Lors de la discussion hier du budget de l’Etat et de la loi de finances pour l’exercice 2021, en présence du Chef du gouvernement, plusieurs députés ont mis l’accent sur l’importance du dialogue pour trouver une approche participative à même de sortir le pays de la crise économique et sociale. Amnésiques ou schizophrènes ? Ces députés qui appellent au dialogue ont-ils oublié que la crise provient justement de l’hémicycle du Bardo, qui, pendant dix ans, a pris l’allure d’un grand chapiteau, voire d’une arène de gladiateurs où les factions politiques ont croisé le fer ? Que c’est sous ce chapiteau qu’on fabrique les fake news et qu’on arrose le peuple de vraies-fausses nouvelles qui alimentent les crises ?     
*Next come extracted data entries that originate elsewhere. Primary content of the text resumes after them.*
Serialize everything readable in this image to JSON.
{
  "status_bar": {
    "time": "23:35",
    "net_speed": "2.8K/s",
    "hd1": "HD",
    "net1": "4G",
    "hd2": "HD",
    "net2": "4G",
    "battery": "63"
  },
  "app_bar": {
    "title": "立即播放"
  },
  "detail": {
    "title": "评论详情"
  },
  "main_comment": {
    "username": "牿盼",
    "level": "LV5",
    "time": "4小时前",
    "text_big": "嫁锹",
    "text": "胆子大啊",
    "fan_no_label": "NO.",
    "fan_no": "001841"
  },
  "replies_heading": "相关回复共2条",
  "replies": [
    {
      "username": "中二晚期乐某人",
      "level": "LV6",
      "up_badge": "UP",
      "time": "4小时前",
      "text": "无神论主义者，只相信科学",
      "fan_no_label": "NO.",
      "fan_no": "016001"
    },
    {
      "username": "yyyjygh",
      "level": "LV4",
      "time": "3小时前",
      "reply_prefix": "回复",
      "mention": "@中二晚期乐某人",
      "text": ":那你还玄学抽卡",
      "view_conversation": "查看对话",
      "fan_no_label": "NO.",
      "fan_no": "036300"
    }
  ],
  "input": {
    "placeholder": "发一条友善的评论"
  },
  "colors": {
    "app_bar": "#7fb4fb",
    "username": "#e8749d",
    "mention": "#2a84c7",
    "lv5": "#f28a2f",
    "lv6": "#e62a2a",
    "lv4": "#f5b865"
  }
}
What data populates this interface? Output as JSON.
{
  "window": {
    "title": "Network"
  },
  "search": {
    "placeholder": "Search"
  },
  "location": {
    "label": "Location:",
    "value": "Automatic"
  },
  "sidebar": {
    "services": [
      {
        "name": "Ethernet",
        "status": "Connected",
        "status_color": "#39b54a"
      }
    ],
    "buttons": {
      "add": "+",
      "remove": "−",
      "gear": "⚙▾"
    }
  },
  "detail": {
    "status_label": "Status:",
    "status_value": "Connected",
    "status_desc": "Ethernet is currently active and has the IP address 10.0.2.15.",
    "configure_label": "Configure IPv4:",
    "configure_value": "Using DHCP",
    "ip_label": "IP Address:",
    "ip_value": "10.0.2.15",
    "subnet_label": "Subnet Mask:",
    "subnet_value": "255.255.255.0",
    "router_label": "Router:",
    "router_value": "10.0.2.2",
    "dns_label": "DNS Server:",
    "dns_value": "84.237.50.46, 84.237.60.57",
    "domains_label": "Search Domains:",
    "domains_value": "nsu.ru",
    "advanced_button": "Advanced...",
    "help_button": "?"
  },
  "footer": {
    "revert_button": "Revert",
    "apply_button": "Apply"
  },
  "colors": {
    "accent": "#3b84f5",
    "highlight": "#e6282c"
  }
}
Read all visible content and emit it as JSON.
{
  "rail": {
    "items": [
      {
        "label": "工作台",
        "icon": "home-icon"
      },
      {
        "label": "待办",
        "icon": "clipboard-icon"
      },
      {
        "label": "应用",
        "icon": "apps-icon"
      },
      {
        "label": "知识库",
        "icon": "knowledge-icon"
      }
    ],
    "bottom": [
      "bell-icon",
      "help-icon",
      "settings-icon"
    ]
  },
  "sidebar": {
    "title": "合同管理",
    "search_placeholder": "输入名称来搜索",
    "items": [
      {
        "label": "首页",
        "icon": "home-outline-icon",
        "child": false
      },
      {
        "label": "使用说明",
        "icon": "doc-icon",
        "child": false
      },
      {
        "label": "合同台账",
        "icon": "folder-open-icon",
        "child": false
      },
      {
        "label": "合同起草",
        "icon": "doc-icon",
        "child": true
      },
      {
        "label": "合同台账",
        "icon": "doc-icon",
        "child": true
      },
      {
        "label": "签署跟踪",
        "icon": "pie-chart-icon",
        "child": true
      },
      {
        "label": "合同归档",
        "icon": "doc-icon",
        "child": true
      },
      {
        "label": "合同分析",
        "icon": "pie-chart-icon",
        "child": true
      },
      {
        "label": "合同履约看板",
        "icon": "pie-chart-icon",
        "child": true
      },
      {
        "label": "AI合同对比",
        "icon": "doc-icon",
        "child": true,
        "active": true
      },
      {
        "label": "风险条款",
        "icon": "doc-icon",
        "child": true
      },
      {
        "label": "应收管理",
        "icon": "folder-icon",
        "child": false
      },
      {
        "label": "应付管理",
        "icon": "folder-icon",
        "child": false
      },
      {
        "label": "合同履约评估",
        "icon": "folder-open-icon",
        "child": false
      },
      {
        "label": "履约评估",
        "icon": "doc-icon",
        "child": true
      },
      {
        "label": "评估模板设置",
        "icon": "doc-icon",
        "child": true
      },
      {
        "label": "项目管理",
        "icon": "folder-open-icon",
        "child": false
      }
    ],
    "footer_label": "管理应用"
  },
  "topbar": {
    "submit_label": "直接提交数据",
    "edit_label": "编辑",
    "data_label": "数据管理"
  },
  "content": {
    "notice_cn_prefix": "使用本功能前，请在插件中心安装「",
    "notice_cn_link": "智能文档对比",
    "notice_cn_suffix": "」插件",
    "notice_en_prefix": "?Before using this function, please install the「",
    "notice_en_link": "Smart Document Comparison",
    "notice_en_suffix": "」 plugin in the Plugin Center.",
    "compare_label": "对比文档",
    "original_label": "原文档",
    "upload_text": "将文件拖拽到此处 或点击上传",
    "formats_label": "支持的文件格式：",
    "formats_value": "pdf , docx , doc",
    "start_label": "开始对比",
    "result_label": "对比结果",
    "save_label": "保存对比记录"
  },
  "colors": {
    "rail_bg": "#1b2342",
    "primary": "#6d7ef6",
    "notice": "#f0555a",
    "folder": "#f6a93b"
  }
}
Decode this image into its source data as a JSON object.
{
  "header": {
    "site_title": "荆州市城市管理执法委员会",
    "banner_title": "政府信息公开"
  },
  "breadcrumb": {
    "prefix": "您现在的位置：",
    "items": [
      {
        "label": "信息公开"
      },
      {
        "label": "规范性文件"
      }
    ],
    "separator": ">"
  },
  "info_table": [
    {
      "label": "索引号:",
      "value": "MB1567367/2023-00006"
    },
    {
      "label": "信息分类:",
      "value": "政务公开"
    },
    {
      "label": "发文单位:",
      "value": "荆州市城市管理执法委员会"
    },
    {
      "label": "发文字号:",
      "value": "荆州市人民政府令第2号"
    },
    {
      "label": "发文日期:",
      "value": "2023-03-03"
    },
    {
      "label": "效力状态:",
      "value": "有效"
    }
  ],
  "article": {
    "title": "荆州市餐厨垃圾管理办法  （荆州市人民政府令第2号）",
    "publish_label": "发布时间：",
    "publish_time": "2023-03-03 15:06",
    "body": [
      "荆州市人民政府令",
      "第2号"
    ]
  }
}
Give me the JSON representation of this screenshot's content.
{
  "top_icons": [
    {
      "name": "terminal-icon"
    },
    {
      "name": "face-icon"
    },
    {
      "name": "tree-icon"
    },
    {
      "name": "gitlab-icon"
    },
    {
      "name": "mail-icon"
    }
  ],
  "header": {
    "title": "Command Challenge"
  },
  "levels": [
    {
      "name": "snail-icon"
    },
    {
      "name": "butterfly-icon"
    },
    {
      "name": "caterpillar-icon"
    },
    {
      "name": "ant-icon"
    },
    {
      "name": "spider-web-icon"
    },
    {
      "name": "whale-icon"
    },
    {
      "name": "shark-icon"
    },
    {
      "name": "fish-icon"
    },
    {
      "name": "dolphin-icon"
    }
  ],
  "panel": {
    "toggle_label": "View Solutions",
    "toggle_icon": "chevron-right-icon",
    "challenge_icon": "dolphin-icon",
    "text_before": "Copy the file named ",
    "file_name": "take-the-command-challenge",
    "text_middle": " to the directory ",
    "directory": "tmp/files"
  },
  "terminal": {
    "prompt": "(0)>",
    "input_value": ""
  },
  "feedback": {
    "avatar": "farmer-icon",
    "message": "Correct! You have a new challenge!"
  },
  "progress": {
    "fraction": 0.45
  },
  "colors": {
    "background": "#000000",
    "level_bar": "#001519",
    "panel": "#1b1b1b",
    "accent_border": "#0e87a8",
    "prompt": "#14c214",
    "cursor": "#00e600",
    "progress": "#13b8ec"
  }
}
Oui, l’Assemblée des représentants du peuple prend souvent l’allure d’une foire d’empoigne où tout est permis. Il y est permis de monter des procès avec des « traîtres » sur le banc des accusés et des « héros » à décorer.

Dix années de clavaire, avec des récits rocambolesques, mettant les nerfs des Tunisiens à vif et affectant le moral des troupes militaires et sécuritaires qui se battent sur tous les fronts pour préserver la sécurité nationale à un moment où le pays était en butte à des attentats terroristes et à des rumeurs colportées sur des personnes honnêtes. Nos élus chargés de veiller sur les affaires économiques et politiques, au lieu de s’unir et de faire bloc commun à un moment où le pays était pris dans le tourbillon d’une crise qui a emporté dans son sillage stabilité, tourisme et investissements,  n’ont pas tardé à se tirer dans les pattes, chaque fois que l’occasion se présentait, laissant dans la débâcle des forces loin d’être compactes et alimentant davantage les divisions.

A entendre leurs formules assassines et leurs accusations virulentes, criant au loup sans voir sa queue, on ne peut que penser qu’ils n’étaient que des acteurs effectifs dans la manœuvre de déstabilisation de l’Etat et du pays. Car, quand on tire à boulets rouges sur les ministres, l’administration, les investisseurs, qu’on prend en otage des hommes d’Etat, et qu’on met en doute la loyauté des proches collaborateurs du Président, on ne peut que baliser la voie au chaos et aux troubles. C’est d’ailleurs pour cela que les protestataires échappent à tout contrôle. Ils ne font plus confiance aux autorités locales, aux députés, aux hommes politiques et aux syndicalistes. Ils ne comptent que sur eux-mêmes et leur boussole demeure le Chef de l’Etat malgré ses pouvoirs constitutionnels limités. Car pour eux, il incarne la seule lueur d’espoir dans la grisaille ambiante. Alors ce dialogue, il faudrait d’abord l’instaurer entre les députés. Car charité bien ordonnée commence par soi-même.